Øvrelid, Lilja. Argument Differentiation: Soft constraints and data-driven models. 2008.

Abstract
The ability to distinguish between different types of arguments is central to syntactic analysis, whether studied from a theoretical or computational point of view. This thesis investigates the inﬂuence and interaction of linguistic properties of syntactic arguments in argument differentiation. Cross-linguistic generalizations regarding these properties often express probabilistic, or soft, constraints, rather than absolute requirements on syntactic structure. In language data, we observe frequency effects in the realization of syntactic arguments. We propose that argument differentiation can be studied using data-driven methods which directly express the relationship between frequency distributions in language data and linguistic categories. The main focus in this thesis is on the formulation and empirical evaluation of linguistically motivated features for data-driven modeling. Based on differential properties of syntactic arguments in Scandinavian language data, we investigate the linguistic factors involved in argument differentiation from two different perspectives.
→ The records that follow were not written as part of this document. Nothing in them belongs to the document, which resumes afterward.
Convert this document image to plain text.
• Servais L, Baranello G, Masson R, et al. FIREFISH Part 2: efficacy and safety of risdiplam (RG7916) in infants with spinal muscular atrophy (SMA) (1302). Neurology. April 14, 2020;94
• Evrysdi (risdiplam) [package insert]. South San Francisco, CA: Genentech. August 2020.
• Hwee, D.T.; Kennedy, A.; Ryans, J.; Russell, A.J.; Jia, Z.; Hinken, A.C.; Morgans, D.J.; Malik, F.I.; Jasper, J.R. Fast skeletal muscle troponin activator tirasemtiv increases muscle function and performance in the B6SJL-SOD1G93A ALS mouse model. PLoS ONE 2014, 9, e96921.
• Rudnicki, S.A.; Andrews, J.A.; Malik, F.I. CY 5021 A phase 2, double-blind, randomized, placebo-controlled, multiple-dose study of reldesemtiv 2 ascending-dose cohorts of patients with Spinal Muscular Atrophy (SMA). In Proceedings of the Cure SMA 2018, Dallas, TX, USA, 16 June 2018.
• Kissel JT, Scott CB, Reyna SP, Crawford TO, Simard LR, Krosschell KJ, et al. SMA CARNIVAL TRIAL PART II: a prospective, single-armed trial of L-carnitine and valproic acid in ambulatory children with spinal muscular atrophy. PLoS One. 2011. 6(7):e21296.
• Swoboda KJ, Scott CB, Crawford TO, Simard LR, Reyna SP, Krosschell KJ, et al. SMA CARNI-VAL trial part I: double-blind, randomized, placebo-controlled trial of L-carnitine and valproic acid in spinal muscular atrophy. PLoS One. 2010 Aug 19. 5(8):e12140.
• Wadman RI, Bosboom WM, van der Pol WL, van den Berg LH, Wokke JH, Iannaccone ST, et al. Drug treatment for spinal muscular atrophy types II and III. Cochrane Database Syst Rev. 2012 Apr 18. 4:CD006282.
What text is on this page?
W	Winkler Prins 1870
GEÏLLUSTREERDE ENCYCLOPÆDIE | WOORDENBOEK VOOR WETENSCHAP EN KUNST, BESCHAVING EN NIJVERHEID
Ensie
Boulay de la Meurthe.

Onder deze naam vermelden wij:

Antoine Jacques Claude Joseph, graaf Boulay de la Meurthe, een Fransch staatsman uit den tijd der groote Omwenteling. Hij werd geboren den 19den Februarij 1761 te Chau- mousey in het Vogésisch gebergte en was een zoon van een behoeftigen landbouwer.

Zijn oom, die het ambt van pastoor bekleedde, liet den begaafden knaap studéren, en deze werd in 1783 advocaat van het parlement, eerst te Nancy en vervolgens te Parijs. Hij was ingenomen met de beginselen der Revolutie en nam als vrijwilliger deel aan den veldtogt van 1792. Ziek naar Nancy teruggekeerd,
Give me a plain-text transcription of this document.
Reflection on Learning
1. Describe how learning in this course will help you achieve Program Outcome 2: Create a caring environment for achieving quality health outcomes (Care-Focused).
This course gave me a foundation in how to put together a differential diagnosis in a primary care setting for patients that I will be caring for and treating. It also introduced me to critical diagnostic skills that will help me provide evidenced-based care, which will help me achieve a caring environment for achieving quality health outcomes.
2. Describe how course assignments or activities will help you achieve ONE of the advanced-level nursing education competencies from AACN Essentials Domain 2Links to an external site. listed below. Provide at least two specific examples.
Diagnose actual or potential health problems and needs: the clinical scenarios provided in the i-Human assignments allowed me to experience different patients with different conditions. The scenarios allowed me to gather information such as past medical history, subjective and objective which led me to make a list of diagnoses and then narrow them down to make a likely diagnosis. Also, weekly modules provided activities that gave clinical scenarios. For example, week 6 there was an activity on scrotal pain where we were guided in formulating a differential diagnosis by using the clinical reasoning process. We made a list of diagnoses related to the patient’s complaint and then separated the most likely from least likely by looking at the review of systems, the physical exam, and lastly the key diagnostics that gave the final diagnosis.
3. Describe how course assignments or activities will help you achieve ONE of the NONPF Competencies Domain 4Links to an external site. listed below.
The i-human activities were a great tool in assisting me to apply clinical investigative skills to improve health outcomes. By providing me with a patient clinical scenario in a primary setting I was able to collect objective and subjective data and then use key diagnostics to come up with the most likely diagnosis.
We study automatic acquisition of the lexical semantic category of animacy and show that statistical tendencies in argument differentiation supports automatic classiﬁcation of unseen nouns. The classiﬁcation is furthermore robust, generalizable across machine learning algorithms, as well as scalable to larger data sets. We go on to perform a detailed study of the inﬂuence of a range of different linguistic properties, such as animacy, deﬁniteness and ﬁniteness, on argument disambiguation in data-driven dependency parsing of Swedish. By including features capturing these properties in the representations used by the parser, we are able to improve accuracy signiﬁcantly, and in particular for the analysis of syntactic arguments. The thesis shows how the study of soft constraints and gradience in language can be carried out using data-driven models and argues that these provide a controlled setting where different factors may be evaluated and their inﬂuence quantiﬁed. By focusing on empirical evaluation, we come to a better understanding of the results and implications of the datadriven models and furthermore show how linguistic motivation in turn can lead to improved computational models.